The ruling involves purchases by "The Cereal Company" of premiums or toys. The only Cereal Company I can find online purports to be in Zambia. Thus, my assumption is that the Cereal Company is a pseudonym for an actual cereal company and that these toys are headed into boxes of puffed sugar and artificial color.

This case is honeycombed with players. The Cereal Company buys the toys from suppliers in China. An unrelated third party in the U.S. called Insight Promotions arranges for the toys to be wrapped and performs project management and testing. To save on alpha-bits, I will call that company "Insight." Insight outsources the wrapping to a third company in Canada called Econopac. Consequently, the goods go from China to Econopac in Canada and then to the United States. Econopac does not purchase the goods and does not have title. It invoices Insight for its services.

Insight Promotions performs additional services on behalf of the Cereal Company. Those include consultation about the toy design, communication with the manufacturer about production, testing, consultation with the buyer about packaging, management of the packing process, etc. According to Customs, the Cereal Company "reimburses" Insight for these services. I think the better term is "pays." Although, Insight may be reimbursed for the services from Econopac, assuming it pays Econopac.
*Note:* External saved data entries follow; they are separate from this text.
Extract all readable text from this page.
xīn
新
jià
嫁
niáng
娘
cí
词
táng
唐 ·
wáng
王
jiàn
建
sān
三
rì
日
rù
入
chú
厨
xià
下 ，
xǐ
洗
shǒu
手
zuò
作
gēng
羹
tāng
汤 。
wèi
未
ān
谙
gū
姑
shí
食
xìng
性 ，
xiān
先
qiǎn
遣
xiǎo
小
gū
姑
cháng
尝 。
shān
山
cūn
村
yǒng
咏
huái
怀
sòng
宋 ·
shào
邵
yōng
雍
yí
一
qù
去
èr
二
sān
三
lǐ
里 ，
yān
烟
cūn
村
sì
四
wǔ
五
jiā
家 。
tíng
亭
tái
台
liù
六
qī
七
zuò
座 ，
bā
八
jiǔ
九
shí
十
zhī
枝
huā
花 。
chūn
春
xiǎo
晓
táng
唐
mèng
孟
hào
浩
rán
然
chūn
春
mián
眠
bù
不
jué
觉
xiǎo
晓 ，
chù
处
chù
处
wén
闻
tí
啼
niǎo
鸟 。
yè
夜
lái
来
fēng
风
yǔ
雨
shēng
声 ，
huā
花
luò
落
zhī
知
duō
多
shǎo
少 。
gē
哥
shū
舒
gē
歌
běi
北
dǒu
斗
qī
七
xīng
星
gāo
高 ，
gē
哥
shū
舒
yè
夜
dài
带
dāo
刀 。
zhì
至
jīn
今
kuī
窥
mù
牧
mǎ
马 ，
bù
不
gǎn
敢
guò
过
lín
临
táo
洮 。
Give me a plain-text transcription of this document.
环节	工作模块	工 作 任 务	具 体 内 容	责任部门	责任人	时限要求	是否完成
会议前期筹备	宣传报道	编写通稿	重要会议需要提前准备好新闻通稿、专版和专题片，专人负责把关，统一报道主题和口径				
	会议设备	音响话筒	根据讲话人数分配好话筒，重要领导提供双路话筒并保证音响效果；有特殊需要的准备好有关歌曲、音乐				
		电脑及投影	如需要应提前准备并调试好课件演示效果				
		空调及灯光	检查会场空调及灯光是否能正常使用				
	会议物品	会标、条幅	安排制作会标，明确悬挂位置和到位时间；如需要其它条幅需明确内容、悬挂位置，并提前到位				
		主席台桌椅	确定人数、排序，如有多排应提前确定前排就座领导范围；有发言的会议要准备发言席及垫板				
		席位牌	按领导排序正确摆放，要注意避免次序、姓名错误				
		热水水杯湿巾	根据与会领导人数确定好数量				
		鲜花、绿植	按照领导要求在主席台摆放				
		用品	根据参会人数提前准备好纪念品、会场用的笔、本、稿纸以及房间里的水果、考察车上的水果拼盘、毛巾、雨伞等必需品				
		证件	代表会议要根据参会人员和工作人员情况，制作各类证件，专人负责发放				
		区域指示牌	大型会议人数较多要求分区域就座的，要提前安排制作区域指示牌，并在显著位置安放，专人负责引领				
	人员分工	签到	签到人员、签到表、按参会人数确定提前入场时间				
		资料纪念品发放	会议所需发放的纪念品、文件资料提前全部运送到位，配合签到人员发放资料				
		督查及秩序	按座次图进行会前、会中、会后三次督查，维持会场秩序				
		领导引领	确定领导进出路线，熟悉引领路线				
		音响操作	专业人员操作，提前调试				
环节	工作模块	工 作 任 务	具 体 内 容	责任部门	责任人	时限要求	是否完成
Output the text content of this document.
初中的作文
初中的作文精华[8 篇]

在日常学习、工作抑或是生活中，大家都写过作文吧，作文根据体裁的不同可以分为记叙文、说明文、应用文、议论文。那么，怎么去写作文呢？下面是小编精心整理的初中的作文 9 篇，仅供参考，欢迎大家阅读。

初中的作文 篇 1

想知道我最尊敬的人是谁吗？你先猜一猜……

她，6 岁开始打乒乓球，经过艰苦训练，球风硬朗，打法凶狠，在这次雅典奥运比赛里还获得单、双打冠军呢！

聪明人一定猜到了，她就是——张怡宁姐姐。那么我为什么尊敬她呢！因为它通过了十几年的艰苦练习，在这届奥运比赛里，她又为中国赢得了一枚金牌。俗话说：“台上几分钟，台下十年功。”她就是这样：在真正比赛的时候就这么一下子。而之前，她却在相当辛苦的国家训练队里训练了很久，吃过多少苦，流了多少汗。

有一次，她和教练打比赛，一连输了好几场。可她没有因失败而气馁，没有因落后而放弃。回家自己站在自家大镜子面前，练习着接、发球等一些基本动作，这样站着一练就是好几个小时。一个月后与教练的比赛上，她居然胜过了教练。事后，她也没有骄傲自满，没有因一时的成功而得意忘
For some reason, the Canadian Econopac is the importer into the United States. Think about that for a moment. Econopac does not own the goods, it is a toller providing services. The Cereal Company needs the merchandise and is the purchaser. Insight is supposed to be managing the process for The Cereal Company. There may be a perfectly good reason why this is set up this way. But, to my way of thinking, the Cereal Company might want to have more control over the compliance of its supply chain. It is a kick in the head when there is a problem with an entry and the party with the greatest interest in the goods, which I am assuming is the Cereal Company, is not the importer and can't easily get involved in the issue. But, that is a side issue for another day.

At entry, Econopac declares the value to be the sum of the following pebbles of value:
  • The price paid by the Cereal Company for the toy
  • Econopac's fee for wrapping
  • The value of the wrapping material (plastic film)
  • The additional fees for services charged by Insight
The question raised in the ruling is whether the additional services provided by Insight in the U.S. should be part of the dutiable value.

Uncle Sam, through U.S. Customs and Border Protection, assumes that the proper method of appraisal is transaction value. That means that the dutiable value will be the "price actually paid or payable for the merchandise when sold for exportation to the United States." That is, in other words, the total payment made for the merchandise by the buyer to or for the benefit of the seller.

Here, the payment to Insight is not a payment to the seller of the imported goods. The goods were sold by the supplier in China to the Cereal Company. Insight and Econopac were service providers, not sellers. On top of that, the services Insight provided were not closely related to production. It did not design the item nor did it provide manufacturing or production expertise. The payments to Insight, therefore, are not art of the price paid or payable for the imported merchandise. Which, I can say without waffling, is a good result.